Many patients assume psychiatrists just want to give them medications. We actually believe in comprehensive care. We want to make sure our patients are getting psychosocial interventions—like participating in support groups or engaging in cognitive behavioral and other types of psychotherapies. Current research evidence shows those are some of the most effective treatments for addiction-related issues.
Our country is in the midst of an opioid epidemic. What do you think is the most effective way to combat opioid addiction?
Opioid addiction is very complex. There is often a biological component, a psychological component and a cultural or societal component. For the best treatment possible, we have to address all components effectively. Right now, we have a very complex treatment system that patients have to navigate on their own for medical and psychiatric issues related to addiction. In addition to sorting through their insurance benefits, they have to figure out how to access additional benefits, such as social services and housing and employment assistance, on top of finding the right doctor. Unfortunately, finding the right doctor is very difficult when there is also a dearth of professionals who are qualified to deal with both psychiatric and substance abuse disorders. Therefore, the best way to tackle this problem is through a comprehensive treatment system consisting of specialized treatment teams that are able to help patients receive the right care at the right level and at the right time while addressing all factors contributing to ongoing opioid addiction.

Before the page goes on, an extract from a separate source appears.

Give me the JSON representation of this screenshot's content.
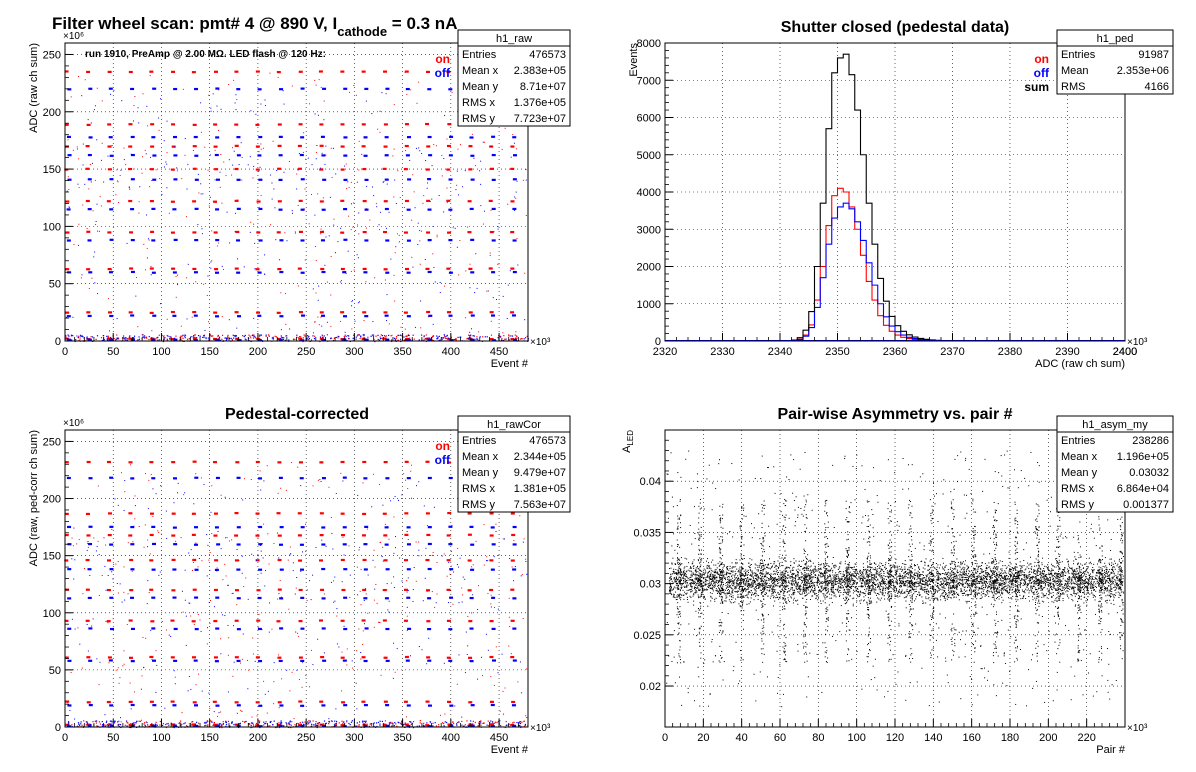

Sadly, the biggest barrier to successful opioid addiction treatment in the U.S. is the complexity of our medical system. We could learn a lot from other countries on ways to reduce administrative burdens and simplify the way that patients receive care. For example, are we better off as a system having me spend an hour on the phone debating the merits of a type of treatment with an administrator who does not have the same level of qualification and expertise as I do, or having me see a patient who has been turned away by others due to the complexity of the case? We need to let doctors be doctors so that they can deliver the care that patients need in a timely fashion. It’s a tragedy that we are having so many people die from opioid-related issues because they have given up on our very flawed treatment system.
Is there a patient behavior that you wish you could change?
I wish that all of my patients could understand the severity of their substance use disorders and the impact that substances have on their lives and rationally come to a decision to stop using. Unfortunately, for many of them, even when they understand the consequences, they still choose to use. That’s why addiction is such a powerful disease.
What’s the most important thing that patients should pay attention to when choosing a doctor?
Patients should look at the educational background of the doctors and make sure they have the proper training and clinical expertise to help them with the issues at hand. They can start by talking with their primary care providers about the concerns they have and receive the referrals to specialists as needed to help them make the right diagnosis and generate the right treatment plan
What’s the most fun—outside of medicine—that you’ve recently had?
My 9-year-old daughter just started junior golf. At her second outing, she sank a very difficult putt to help her team win. Watching her smile triumphantly was one of those father-daughter moments that I wished I had a camera for it. I’m looking forward to more outings with her and my 5-year-old son.